In the last weeks I made progress on implementing using CuPy a number of functions found in QuTiP dev.major.
You can find a list of functions, the state they where found in in QuTiP and their currentstate in qutip-cupy here.
For most functions to be specialized creating tests was easy enough, it meant inheriting from the testing classes in the QuTiP module test.data.mathematics_tests, creating a random CuPyDense array generator ( line 10), registering it (line 17)and passing around the new specialization and its expected input and output class/types (line 24).
In some cases tests had to be built from scratch but we could still leverage the nice Mixins you can see in QuTiP tests.core.data.test_mathematics. This meant defining a proper naive NumPy implementation of the functionality we wanted to test. In this way the result of our own function specializations got checked against NumPy’s result. And one should pay attention that the inputs are suitable and span all edge cases.
For some special non-trivial specializations we tested with different implementations. We covered implementations using CuPy main functions directly, using functions from cupy.cublas that CuBLAS’ handles and using raw cuda kernels.
Expectation on kets
In the case of implementing expectation for states represented as kets , i.e. <state|op|state> , I tried out the following three different implementations
Notice that the last implementation passes the argument “H” which means taking the hermitian of the left array, the second function uses cp.vdot which does the same thing by default.
Ther results we obtained after benchmarking for random 1 dimensional kets and operators (square arrays) of compatible size can be seen in the next figure.
As the GPU timings are very similar here I referred to the CPU timings to make a final decision.
Checking if a matrix is hermitian involves checking that each item from thre transpose conjugates is equal up to a tolerance factor to the original matrix.
To do this I tried using a cuda kernels.

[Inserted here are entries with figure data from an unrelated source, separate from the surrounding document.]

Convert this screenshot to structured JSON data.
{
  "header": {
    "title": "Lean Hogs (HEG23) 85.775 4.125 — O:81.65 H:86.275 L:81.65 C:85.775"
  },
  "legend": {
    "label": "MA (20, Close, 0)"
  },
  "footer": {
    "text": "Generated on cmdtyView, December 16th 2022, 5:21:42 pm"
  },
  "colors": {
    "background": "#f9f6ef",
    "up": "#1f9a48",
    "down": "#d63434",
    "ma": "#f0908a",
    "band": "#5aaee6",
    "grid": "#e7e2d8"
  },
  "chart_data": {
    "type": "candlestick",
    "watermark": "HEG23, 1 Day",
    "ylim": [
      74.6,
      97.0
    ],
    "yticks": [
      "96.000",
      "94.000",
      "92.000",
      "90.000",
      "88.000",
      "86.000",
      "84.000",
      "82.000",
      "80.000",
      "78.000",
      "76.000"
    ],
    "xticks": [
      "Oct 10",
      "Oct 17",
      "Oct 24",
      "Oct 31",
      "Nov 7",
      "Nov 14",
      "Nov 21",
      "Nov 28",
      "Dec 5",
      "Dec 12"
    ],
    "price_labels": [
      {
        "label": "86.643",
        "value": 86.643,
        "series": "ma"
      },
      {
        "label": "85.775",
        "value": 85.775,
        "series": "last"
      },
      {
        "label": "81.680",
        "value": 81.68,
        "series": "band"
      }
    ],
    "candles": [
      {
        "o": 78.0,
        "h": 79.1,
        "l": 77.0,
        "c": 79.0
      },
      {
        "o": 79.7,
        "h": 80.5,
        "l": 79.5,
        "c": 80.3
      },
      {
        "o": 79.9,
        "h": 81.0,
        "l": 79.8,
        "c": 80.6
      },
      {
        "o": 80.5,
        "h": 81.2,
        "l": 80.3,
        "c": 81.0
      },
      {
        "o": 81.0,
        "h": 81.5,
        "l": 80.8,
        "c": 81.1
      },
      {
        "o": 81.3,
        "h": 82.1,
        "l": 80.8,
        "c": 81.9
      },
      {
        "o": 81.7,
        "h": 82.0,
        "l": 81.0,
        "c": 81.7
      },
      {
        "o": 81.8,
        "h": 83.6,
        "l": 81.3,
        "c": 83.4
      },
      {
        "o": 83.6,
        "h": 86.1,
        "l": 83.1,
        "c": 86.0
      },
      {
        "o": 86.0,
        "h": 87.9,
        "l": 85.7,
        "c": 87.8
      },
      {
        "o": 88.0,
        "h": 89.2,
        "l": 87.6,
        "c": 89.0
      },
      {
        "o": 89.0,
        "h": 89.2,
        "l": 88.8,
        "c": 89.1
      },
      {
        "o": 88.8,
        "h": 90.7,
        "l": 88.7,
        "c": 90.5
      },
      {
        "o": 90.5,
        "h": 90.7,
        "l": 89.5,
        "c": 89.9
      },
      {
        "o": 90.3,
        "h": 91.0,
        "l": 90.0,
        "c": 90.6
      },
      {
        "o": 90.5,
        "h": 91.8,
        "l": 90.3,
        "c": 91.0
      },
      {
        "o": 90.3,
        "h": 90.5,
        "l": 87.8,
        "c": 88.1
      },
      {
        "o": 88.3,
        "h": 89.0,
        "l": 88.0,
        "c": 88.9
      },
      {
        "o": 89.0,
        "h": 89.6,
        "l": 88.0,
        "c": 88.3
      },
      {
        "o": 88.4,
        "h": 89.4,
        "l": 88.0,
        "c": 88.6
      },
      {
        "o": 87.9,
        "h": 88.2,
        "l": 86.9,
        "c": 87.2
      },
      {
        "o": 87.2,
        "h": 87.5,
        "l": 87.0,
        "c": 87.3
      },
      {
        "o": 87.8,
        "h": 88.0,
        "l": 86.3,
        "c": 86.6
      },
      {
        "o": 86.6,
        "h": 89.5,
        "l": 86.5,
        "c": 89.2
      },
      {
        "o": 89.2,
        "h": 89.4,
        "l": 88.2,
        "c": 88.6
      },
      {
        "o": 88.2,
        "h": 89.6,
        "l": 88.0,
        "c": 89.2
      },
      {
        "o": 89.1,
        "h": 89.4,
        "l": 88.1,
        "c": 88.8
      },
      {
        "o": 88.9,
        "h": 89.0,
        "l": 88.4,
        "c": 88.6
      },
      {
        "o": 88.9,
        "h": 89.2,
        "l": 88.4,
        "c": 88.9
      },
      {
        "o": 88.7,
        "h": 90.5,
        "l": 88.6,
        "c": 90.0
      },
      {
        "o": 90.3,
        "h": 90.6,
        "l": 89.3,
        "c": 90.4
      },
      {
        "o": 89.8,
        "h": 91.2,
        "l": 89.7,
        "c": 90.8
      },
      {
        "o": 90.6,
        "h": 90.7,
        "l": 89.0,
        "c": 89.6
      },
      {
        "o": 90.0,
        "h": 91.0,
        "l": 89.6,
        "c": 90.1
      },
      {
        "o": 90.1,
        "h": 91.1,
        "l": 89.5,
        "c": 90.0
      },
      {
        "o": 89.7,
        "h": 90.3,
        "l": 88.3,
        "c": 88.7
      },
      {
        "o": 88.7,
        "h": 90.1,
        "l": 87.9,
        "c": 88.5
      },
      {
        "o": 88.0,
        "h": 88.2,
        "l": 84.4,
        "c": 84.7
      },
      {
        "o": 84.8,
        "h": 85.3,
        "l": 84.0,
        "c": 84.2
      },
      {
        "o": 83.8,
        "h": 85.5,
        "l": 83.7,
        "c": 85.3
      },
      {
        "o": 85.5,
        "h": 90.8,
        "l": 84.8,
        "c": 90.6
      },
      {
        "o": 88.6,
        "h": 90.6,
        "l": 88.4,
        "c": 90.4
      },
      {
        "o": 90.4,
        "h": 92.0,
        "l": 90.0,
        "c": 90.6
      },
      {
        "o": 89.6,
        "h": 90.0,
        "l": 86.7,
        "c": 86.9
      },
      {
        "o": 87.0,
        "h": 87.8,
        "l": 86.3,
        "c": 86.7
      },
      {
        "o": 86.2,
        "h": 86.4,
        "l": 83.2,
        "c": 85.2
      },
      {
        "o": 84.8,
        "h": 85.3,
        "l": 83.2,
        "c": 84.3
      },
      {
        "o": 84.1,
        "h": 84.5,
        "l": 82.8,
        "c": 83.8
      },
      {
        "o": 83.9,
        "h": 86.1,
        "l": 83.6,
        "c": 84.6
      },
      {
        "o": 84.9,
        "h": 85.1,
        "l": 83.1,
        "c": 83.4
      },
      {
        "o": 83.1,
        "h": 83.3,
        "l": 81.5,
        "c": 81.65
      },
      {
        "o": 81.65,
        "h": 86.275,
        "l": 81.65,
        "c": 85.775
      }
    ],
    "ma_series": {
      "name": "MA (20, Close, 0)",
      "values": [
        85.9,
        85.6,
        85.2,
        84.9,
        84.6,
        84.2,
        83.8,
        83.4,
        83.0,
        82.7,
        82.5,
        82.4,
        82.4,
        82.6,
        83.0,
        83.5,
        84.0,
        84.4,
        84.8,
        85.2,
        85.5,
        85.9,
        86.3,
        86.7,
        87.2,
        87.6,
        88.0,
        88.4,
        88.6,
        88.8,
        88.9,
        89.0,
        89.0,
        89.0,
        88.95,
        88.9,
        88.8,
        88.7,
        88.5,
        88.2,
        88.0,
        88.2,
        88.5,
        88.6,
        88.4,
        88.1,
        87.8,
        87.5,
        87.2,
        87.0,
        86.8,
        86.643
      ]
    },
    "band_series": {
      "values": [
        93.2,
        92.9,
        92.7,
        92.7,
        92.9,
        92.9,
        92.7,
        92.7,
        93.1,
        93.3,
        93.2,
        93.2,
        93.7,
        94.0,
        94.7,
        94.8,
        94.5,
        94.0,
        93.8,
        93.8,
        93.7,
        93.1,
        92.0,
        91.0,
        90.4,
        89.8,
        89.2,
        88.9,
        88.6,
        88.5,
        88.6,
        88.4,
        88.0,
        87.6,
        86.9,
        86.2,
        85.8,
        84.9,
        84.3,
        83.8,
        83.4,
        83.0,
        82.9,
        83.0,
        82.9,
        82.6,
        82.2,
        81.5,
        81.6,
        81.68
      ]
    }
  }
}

The key word in the past definition is each, if we distribute the computation among different threads in a cuda kernel, they will make computations in an asynchronous fashion ( as long as they do not belong to the same warp) . Which means that two different threads may try to update the output at the same time and you enter into a race condition, thread1 reads current output, thread20 reads the output, thread1 computes and updates, but thread 20 computes on the original value and updates opoutput without ever seeing thread1's update. A solution to this is to use atomic operations which “serializes” the updates.
Atomic operation vs. cupy reduction
A better way to do this is use a reduction routine, instead of writting my own Cuda reduction kernel I relied on CuPy’s .all() . You can see the difference for yourself in the next plot.
But improvements did not finish there, we could obtain better result by just checking the upper triangular region of the matrix. Additionaly by taking care of balancing the loads between threads, ensuring that contiguous threads load contiguous memory, and switching to a 1D-block kernel, we got additional improvements.
Notice that the improvement we get is around two orders of magnitude.
In the future we can think of reimplementing some other functions as cuda kernels, for example the diags_cupydense creator.
For the last week I am focusing on getting documentation to look right, although it will probably not be possible to have the documentation build on ReadTheDocs becuase of our dependences, it is built each time as part of our CI as an artifact and we can get it from there.
Equally important is taking time to describe the functionality and documenting all the pending improvements I want to do but did not have time so that the work can be continued in the future.